后缀数组向来很强大,其中它的统计功能是一方面。
下面以两道题目为例说明一下如何使用强大的后缀数组进行统计
【例1】POJ 3415http://poj.org/problem?id=3415
这题是求两串中长度>=K的子串的个数(可重复)
做法:首先最正路的做法就是用后缀数组把两个串链接起来,中间加个没出现过的字符,对新串求heigh数组,我们先对遇到A的可以对前面与B的lcp进行相加,同样遇到属于B的也对前面与A的lcp进行相加,现在问题是怎么相加,O(n^2)算法明显不可行?有个东东叫”单调栈“,顾名思义,它的元素是单调的。单调栈的最常见用途是求子矩阵最大面积,现在也类似的,因为任意两个后缀的lcp是区间的最小值。更具体可以参考这个blog http://www.cnblogs.com/Booble/archive/2010/12/14/1906147.html,顺便提一点,我们可以用一个数组保存当前lcp最小值为h的区间数,可以在栈操作的同时进行更新。
#define maxn 200100
int wa[maxn],wb[maxn],wv[maxn],wss[maxn];
int r[maxn],sa[maxn];
int cmp(int *r,int a,int b,int l)
{return r[a]==r[b] && r[a+l]==r[b+l];}
void da(int *r,int *sa,int n,int m){
int i,j,p,*x=wa,*y=wb,*t;
for(i=0;i<m;i++) wss[i]=0;
for(i=0;i<n;i++) wss[x[i]=r[i]]++;
for(i=1;i<m;i++) wss[i]+=wss[i-1];
for(i=n-1;i>=0;i--) sa[--wss[x[i]]]=i;
for(j=1,p=1;p<n;j*=2,m=p){
for(p=0,i=n-j;i<n;i++) y[p++]=i;
for(i=0;i<n;i++) if(sa[i]>=j) y[p++]=sa[i]-j;
for(i=0;i<n;i++) wv[i]=x[y[i]];
for(i=0;i<m;i++) wss[i]=0;
for(i=0;i<n;i++) wss[wv[i]]++;
for(i=1;i<m;i++) wss[i]+=wss[i-1];
for(i=n-1;i>=0;i--) sa[--wss[wv[i]]]=y[i];
for(t=x,x=y,y=t,p=1,x[sa[0]]=0,i=1;i<n;i++)

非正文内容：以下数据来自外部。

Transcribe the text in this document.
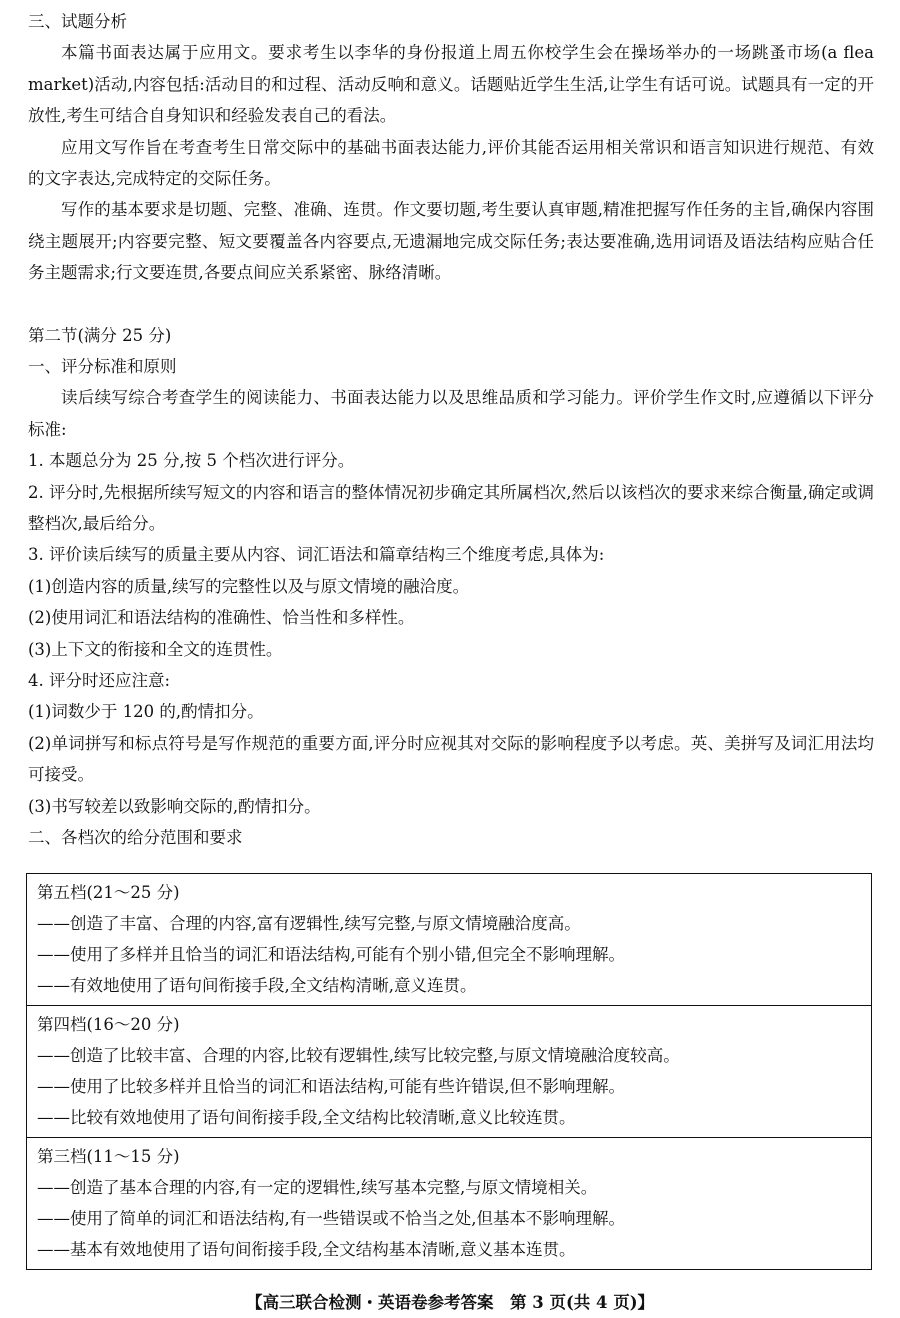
三、试题分析

本篇书面表达属于应用文。要求考生以李华的身份报道上周五你校学生会在操场举办的一场跳蚤市场(a flea market)活动,内容包括:活动目的和过程、活动反响和意义。话题贴近学生生活,让学生有话可说。试题具有一定的开放性,考生可结合自身知识和经验发表自己的看法。

应用文写作旨在考查考生日常交际中的基础书面表达能力,评价其能否运用相关常识和语言知识进行规范、有效的文字表达,完成特定的交际任务。

写作的基本要求是切题、完整、准确、连贯。作文要切题,考生要认真审题,精准把握写作任务的主旨,确保内容围绕主题展开;内容要完整、短文要覆盖各内容要点,无遗漏地完成交际任务;表达要准确,选用词语及语法结构应贴合任务主题需求;行文要连贯,各要点间应关系紧密、脉络清晰。

第二节(满分 25 分)
一、评分标准和原则

读后续写综合考查学生的阅读能力、书面表达能力以及思维品质和学习能力。评价学生作文时,应遵循以下评分标准:

1. 本题总分为 25 分,按 5 个档次进行评分。

2. 评分时,先根据所续写短文的内容和语言的整体情况初步确定其所属档次,然后以该档次的要求来综合衡量,确定或调整档次,最后给分。

3. 评价读后续写的质量主要从内容、词汇语法和篇章结构三个维度考虑,具体为:

(1)创造内容的质量,续写的完整性以及与原文情境的融洽度。

(2)使用词汇和语法结构的准确性、恰当性和多样性。

(3)上下文的衔接和全文的连贯性。

4. 评分时还应注意:

(1)词数少于 120 的,酌情扣分。

(2)单词拼写和标点符号是写作规范的重要方面,评分时应视其对交际的影响程度予以考虑。英、美拼写及词汇用法均可接受。

(3)书写较差以致影响交际的,酌情扣分。

二、各档次的给分范围和要求
第五档(21～25 分)
——创造了丰富、合理的内容,富有逻辑性,续写完整,与原文情境融洽度高。
——使用了多样并且恰当的词汇和语法结构,可能有个别小错,但完全不影响理解。
——有效地使用了语句间衔接手段,全文结构清晰,意义连贯。
第四档(16～20 分)
——创造了比较丰富、合理的内容,比较有逻辑性,续写比较完整,与原文情境融洽度较高。
——使用了比较多样并且恰当的词汇和语法结构,可能有些许错误,但不影响理解。
——比较有效地使用了语句间衔接手段,全文结构比较清晰,意义比较连贯。
第三档(11～15 分)
——创造了基本合理的内容,有一定的逻辑性,续写基本完整,与原文情境相关。
——使用了简单的词汇和语法结构,有一些错误或不恰当之处,但基本不影响理解。
——基本有效地使用了语句间衔接手段,全文结构基本清晰,意义基本连贯。
【高三联合检测・英语卷参考答案　第 3 页(共 4 页)】
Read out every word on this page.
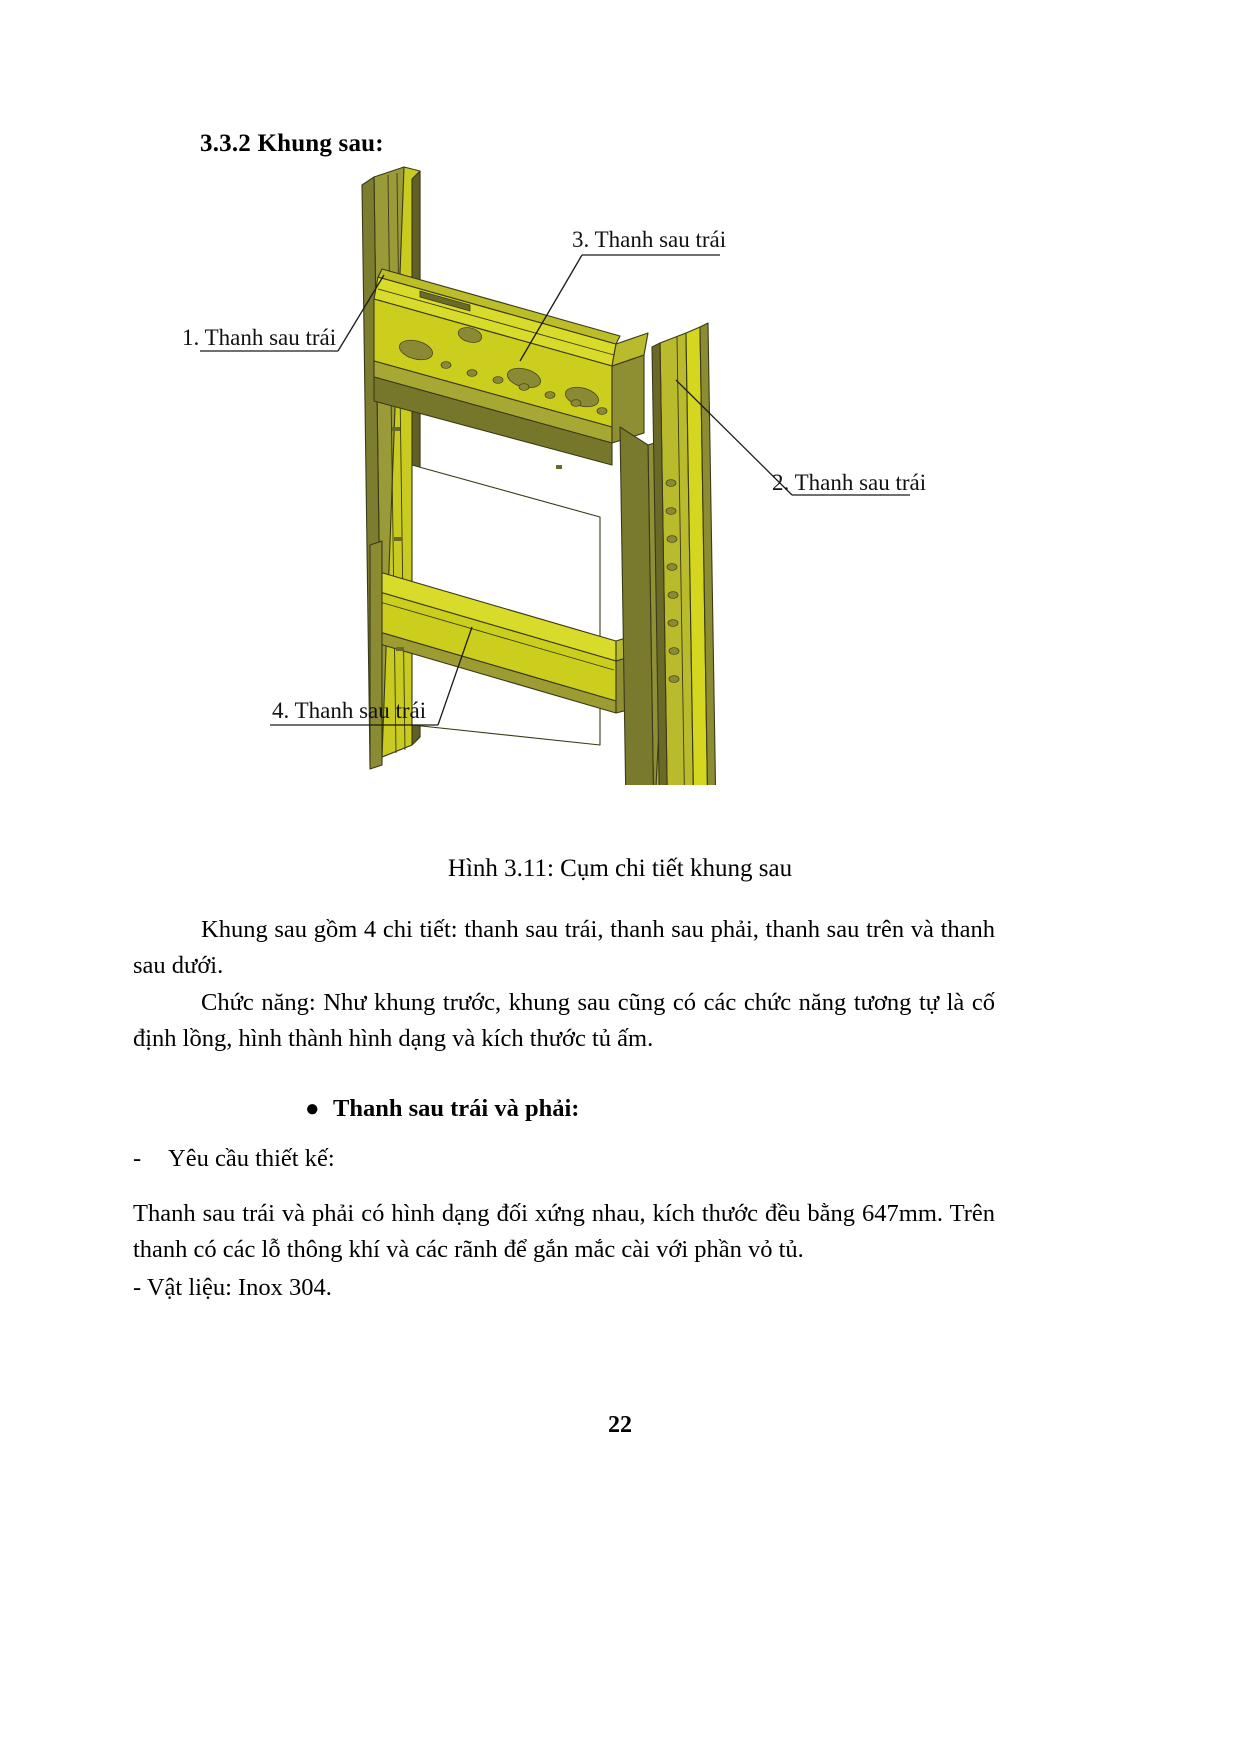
3.3.2 Khung sau:
1. Thanh sau trái
3. Thanh sau trái
2. Thanh sau trái
4. Thanh sau trái
Hình 3.11: Cụm chi tiết khung sau
Khung sau gồm 4 chi tiết: thanh sau trái, thanh sau phải, thanh sau trên và thanh sau dưới.
Chức năng: Như khung trước, khung sau cũng có các chức năng tương tự là cố định lồng, hình thành hình dạng và kích thước tủ ấm.
● Thanh sau trái và phải:
- Yêu cầu thiết kế:
Thanh sau trái và phải có hình dạng đối xứng nhau, kích thước đều bằng 647mm. Trên thanh có các lỗ thông khí và các rãnh để gắn mắc cài với phần vỏ tủ.
- Vật liệu: Inox 304.
22
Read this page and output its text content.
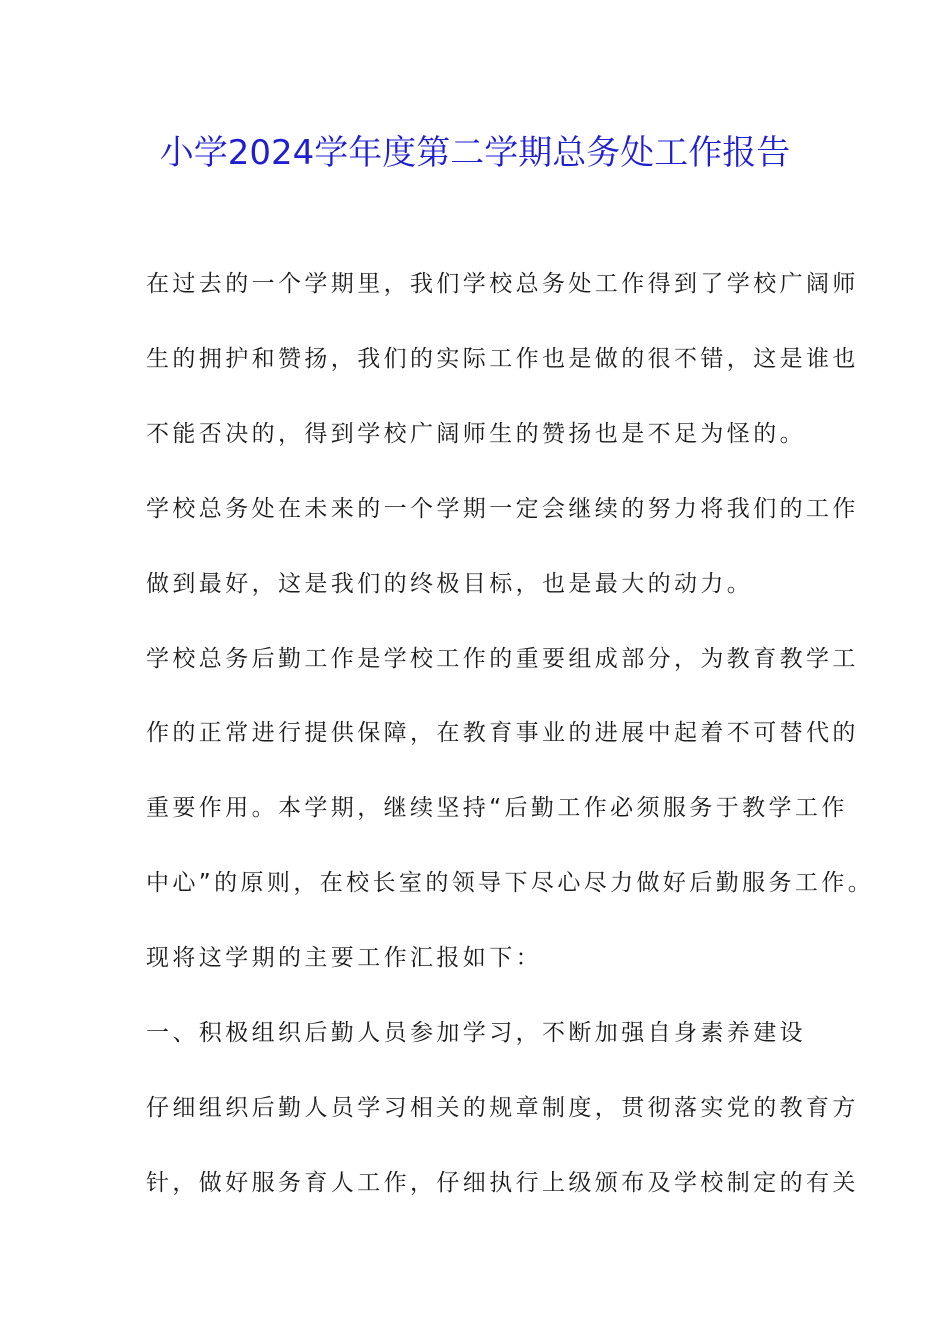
小学2024学年度第二学期总务处工作报告
在过去的一个学期里，我们学校总务处工作得到了学校广阔师
生的拥护和赞扬，我们的实际工作也是做的很不错，这是谁也
不能否决的，得到学校广阔师生的赞扬也是不足为怪的。
学校总务处在未来的一个学期一定会继续的努力将我们的工作
做到最好，这是我们的终极目标，也是最大的动力。
学校总务后勤工作是学校工作的重要组成部分，为教育教学工
作的正常进行提供保障，在教育事业的进展中起着不可替代的
重要作用。本学期，继续坚持“后勤工作必须服务于教学工作
中心”的原则，在校长室的领导下尽心尽力做好后勤服务工作。
现将这学期的主要工作汇报如下：
一、积极组织后勤人员参加学习，不断加强自身素养建设
仔细组织后勤人员学习相关的规章制度，贯彻落实党的教育方
针，做好服务育人工作，仔细执行上级颁布及学校制定的有关
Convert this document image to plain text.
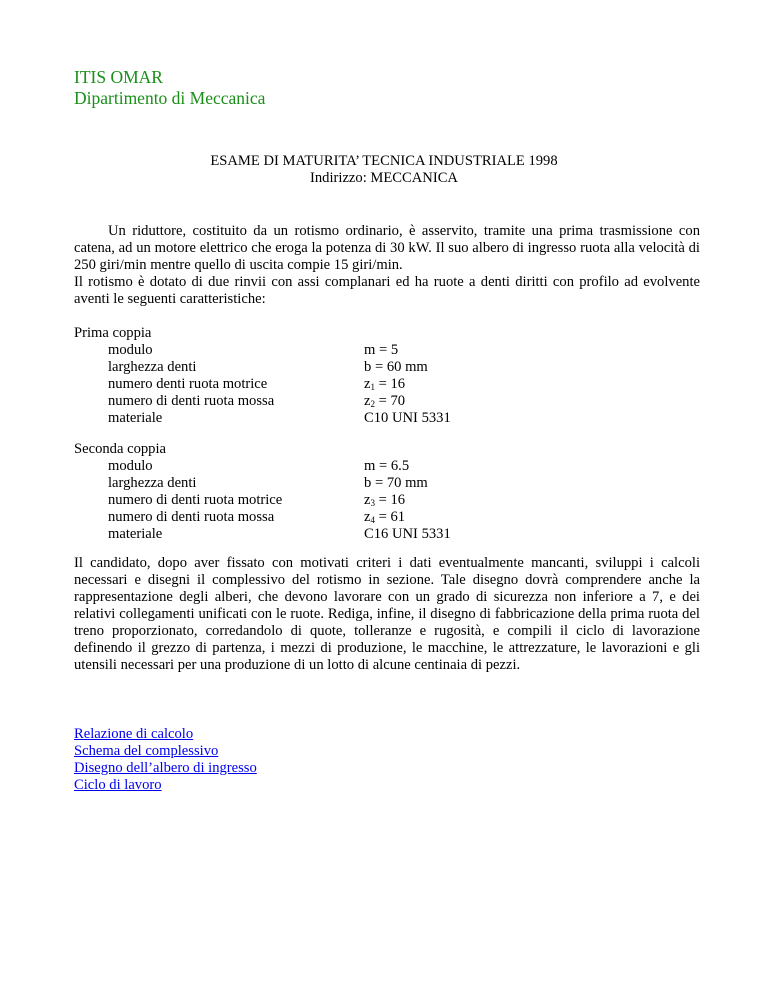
ITIS OMAR
Dipartimento di Meccanica
ESAME DI MATURITA’ TECNICA INDUSTRIALE 1998
Indirizzo: MECCANICA

Un riduttore, costituito da un rotismo ordinario, è asservito, tramite una prima trasmissione con catena, ad un motore elettrico che eroga la potenza di 30 kW. Il suo albero di ingresso ruota alla velocità di 250 giri/min mentre quello di uscita compie 15 giri/min.

Il rotismo è dotato di due rinvii con assi complanari ed ha ruote a denti diritti con profilo ad evolvente aventi le seguenti caratteristiche:

Prima coppia
modulo	m = 5
larghezza denti	b = 60 mm
numero denti ruota motrice	$z_1 = 16$
numero di denti ruota mossa	$z_2 = 70$
materiale	C10 UNI 5331
Seconda coppia
modulo	m = 6.5
larghezza denti	b = 70 mm
numero di denti ruota motrice	$z_3 = 16$
numero di denti ruota mossa	$z_4 = 61$
materiale	C16 UNI 5331

Il candidato, dopo aver fissato con motivati criteri i dati eventualmente mancanti, sviluppi i calcoli necessari e disegni il complessivo del rotismo in sezione. Tale disegno dovrà comprendere anche la rappresentazione degli alberi, che devono lavorare con un grado di sicurezza non inferiore a 7, e dei relativi collegamenti unificati con le ruote. Rediga, infine, il disegno di fabbricazione della prima ruota del treno proporzionato, corredandolo di quote, tolleranze e rugosità, e compili il ciclo di lavorazione definendo il grezzo di partenza, i mezzi di produzione, le macchine, le attrezzature, le lavorazioni e gli utensili necessari per una produzione di un lotto di alcune centinaia di pezzi.

Relazione di calcolo
Schema del complessivo
Disegno dell’albero di ingresso
Ciclo di lavoro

x[sa[i]]=cmp(y,sa[i-1],sa[i],j)?p-1:p++;
}
return;
}
int rank[maxn],height[maxn];//rank[i]:i排第几;sa[i]:排第i的后缀串在哪里,互为逆运算
void calheight(int *r,int *sa,int n){//n不用加1
int i,j,k=0;
for(i=1;i<=n;i++) rank[sa[i]]=i;
for(i=0;i<n;height[rank[i++]]=k){
for(k?k--:0,j=sa[rank[i]-1];r[i+k]==r[j+k];k++);
}
return;
}
char a[maxn],b[maxn];
int fa[maxn],fb[maxn],fc[maxn];//fa记录每个height,fb记录属于哪个串,fc记录合并后当前最小值为h连续“矩形”数
int st[maxn];
int main(){
int k;
int i,j;
while(scanf("%d",&k) && k){
int len;
scanf("%s%s",a,b);
int la = strlen(a);
a[la] = '#';a[la+1] = '\0';
strcat(a,b);
len = strlen(a);
for(i=0;i<len;i++){
r[i] = a[i];
}
r[len] = 0;
da(r,sa,len+1,199);
calheight(r,sa,len);
for(i=0;i<=len;i++){
fb[i] = (sa[i]<la);
fa[i] = (height[i]>=k) ? height[i]-k+1 : 0;
}
LL ans = 0;
st[0] = -1,fa[len+1] = 0;
for(j=0;j<=1;j++){
LL sum = 0;
for(int top = 0,i=2;i<=len;i++){
if(fb[i]!=j)ans+=sum;
st[++top] = fa[i+1];
fc[top] = (fb[i]==j);
sum += (LL)st[top]*(LL)fc[top];
while(st[top-1]>=st[top]){
sum -= (LL)(st[top-1]-st[top])*(LL)fc[top-1];
st[top-1] = st[top];
fc[top-1] += fc[top];//合并区间
top--;
}
}
}
printf("%I64d\n",ans);
}
return 0;
}
【例2】
E. Prefix Sum
Time Limit : 6000/3000ms (Java/Other) Memory Limit : 65535/32768K (Java/Other)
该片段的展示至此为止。